Officials of the Assam State Disaster Management Authority (ASDMA) said of the 28 lakh affected people, around 16.25 lakh are in four districts – Dhubri (469,265), Goalpara (448,858), Barpeta (354,707) and Morigaon (351,620).
According to Forest Department and ASDMA officials, at least 96 animals were killed, and 132 animals rescued even as 95 per cent of the world-famous Kaziranga National Park remained inundated.
The officials said that over over a month, 79 deaths due to the floods took place in South Salmara, Darrang, Sonitpur, Biswanath, Tinsukia, Lakhimpur, Bongaigaon, Kamrup, Golaghat, Sivasagar, Morigaon, Tinsukia, Dhubri, Nagaon, Nalbari, Barpeta, Dhemaji, Udalguri, Goalpara and Dibrugarh districts, while 26 others have been killed in separate landslides since May 22.
The ASDMA officials said that Dhansiri, Jia Bharali, Kopili, Beki, Barak, Kushiyara and the Brahmaputra rivers are flowing above the danger mark in many places in nine districts.
The floodwater has inundated 2,678 villages, and 116,404 hectares of crop area in 26 districts.
The district administrations have set up 711 relief camps and distribution centres in 28 districts, where around 51,500 men, women and children have taken shelter.
Districts of Dhubri, Goalpara, Barpeta, Morigaon, Dhemaji, Lakhimpur, Darrang, Nalbari, Kamrup (Rural), Nagaon, Golaghat are the worst-hit.

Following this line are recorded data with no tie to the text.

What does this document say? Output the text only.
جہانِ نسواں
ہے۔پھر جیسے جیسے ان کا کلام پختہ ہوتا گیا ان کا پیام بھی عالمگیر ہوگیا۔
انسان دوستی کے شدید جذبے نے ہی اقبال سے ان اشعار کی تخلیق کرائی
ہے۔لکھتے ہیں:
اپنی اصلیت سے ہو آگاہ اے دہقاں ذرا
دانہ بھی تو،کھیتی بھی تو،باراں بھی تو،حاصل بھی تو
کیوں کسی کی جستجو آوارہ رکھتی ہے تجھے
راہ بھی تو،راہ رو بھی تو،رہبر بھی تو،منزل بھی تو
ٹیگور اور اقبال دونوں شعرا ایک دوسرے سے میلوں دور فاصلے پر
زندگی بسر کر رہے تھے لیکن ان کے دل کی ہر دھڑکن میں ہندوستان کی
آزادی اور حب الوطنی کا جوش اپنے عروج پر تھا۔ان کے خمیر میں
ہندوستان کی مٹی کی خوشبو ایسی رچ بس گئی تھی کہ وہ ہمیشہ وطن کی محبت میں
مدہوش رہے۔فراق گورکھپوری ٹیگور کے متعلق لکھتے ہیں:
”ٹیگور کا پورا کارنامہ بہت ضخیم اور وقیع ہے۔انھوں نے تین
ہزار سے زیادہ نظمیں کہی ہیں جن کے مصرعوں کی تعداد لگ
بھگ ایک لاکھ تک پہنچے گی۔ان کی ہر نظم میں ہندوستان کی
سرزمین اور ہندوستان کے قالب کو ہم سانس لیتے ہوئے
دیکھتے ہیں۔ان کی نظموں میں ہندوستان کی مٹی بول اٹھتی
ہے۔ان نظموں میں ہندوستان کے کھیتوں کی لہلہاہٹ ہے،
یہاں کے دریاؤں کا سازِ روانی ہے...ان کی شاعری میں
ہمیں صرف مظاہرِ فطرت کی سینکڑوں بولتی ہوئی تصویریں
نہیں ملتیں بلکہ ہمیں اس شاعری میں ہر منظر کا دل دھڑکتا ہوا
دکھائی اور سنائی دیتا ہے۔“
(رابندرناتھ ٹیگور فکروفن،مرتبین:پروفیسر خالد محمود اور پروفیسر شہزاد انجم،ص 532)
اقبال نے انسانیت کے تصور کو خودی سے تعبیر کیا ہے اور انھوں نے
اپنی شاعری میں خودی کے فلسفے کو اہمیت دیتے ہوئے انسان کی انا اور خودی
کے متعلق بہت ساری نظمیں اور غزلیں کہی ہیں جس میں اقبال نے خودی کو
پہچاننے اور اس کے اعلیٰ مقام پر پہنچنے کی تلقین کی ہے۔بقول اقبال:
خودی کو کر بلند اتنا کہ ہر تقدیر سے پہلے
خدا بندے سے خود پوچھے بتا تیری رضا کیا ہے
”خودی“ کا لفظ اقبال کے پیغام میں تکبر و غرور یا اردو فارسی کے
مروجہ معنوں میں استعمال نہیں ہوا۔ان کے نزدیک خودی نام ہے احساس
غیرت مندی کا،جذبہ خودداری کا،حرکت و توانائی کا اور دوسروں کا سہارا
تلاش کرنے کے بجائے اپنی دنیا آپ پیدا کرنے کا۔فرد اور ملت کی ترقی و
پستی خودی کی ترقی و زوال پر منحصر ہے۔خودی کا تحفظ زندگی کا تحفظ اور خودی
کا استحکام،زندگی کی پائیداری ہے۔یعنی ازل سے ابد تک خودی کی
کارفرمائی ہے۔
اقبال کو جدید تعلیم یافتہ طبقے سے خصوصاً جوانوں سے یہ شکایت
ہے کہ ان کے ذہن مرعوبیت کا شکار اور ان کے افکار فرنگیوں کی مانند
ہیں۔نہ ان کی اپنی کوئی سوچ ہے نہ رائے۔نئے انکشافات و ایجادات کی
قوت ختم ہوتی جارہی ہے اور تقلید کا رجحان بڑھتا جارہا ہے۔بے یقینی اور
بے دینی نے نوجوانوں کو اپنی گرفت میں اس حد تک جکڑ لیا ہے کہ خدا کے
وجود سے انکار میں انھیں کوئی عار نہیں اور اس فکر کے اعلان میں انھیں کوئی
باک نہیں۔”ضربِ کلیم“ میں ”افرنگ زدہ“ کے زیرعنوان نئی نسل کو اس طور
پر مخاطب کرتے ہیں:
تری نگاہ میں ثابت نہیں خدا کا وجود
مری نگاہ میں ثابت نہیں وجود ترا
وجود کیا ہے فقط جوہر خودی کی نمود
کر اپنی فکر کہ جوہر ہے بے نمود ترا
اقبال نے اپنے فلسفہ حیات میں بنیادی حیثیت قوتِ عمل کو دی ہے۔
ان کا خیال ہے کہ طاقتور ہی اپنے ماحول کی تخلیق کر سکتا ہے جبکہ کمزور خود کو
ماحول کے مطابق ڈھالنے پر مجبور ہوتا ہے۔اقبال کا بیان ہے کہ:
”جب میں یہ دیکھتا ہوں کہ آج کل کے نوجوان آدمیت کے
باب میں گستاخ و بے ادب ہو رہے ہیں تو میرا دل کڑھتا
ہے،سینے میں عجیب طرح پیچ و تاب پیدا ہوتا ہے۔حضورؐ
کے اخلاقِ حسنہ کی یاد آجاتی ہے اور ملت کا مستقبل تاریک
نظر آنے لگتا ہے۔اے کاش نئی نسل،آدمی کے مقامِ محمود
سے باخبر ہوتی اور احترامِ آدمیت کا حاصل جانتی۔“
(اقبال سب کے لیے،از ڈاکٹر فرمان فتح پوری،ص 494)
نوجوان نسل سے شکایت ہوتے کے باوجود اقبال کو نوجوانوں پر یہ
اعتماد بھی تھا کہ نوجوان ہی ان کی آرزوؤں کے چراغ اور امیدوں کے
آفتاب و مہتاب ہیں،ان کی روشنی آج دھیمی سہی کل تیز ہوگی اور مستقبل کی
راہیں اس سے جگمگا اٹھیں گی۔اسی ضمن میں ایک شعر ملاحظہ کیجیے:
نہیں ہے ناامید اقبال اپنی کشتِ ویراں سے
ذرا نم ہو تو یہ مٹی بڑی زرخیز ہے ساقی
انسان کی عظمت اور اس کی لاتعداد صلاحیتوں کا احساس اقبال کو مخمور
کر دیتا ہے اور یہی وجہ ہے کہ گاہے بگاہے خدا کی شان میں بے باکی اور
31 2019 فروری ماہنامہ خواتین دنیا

Besides erosion of river banks at a large number of places, roads, embankments, bridges, culverts and other infrastructure were damaged at many locations in 26 districts, the ASDMA officials said, adding that hundred of houses were fully or partially damaged due to the flood.
Around 19.8 lakh domesticated animals and over 13 lakh poultry birds were affected due to floodwater.
Besides Kaziranga National Park, the Manas and Orang national parks, the Pabitora wildlife and the Tinsukia wildlife sanctuaries were also affected.
The National Disaster Response Force and State Disaster Response Force personnel, along with the local administration, are continuously working to rescue affected people and render relief services, including distribution of necessary material to the marooned villagers.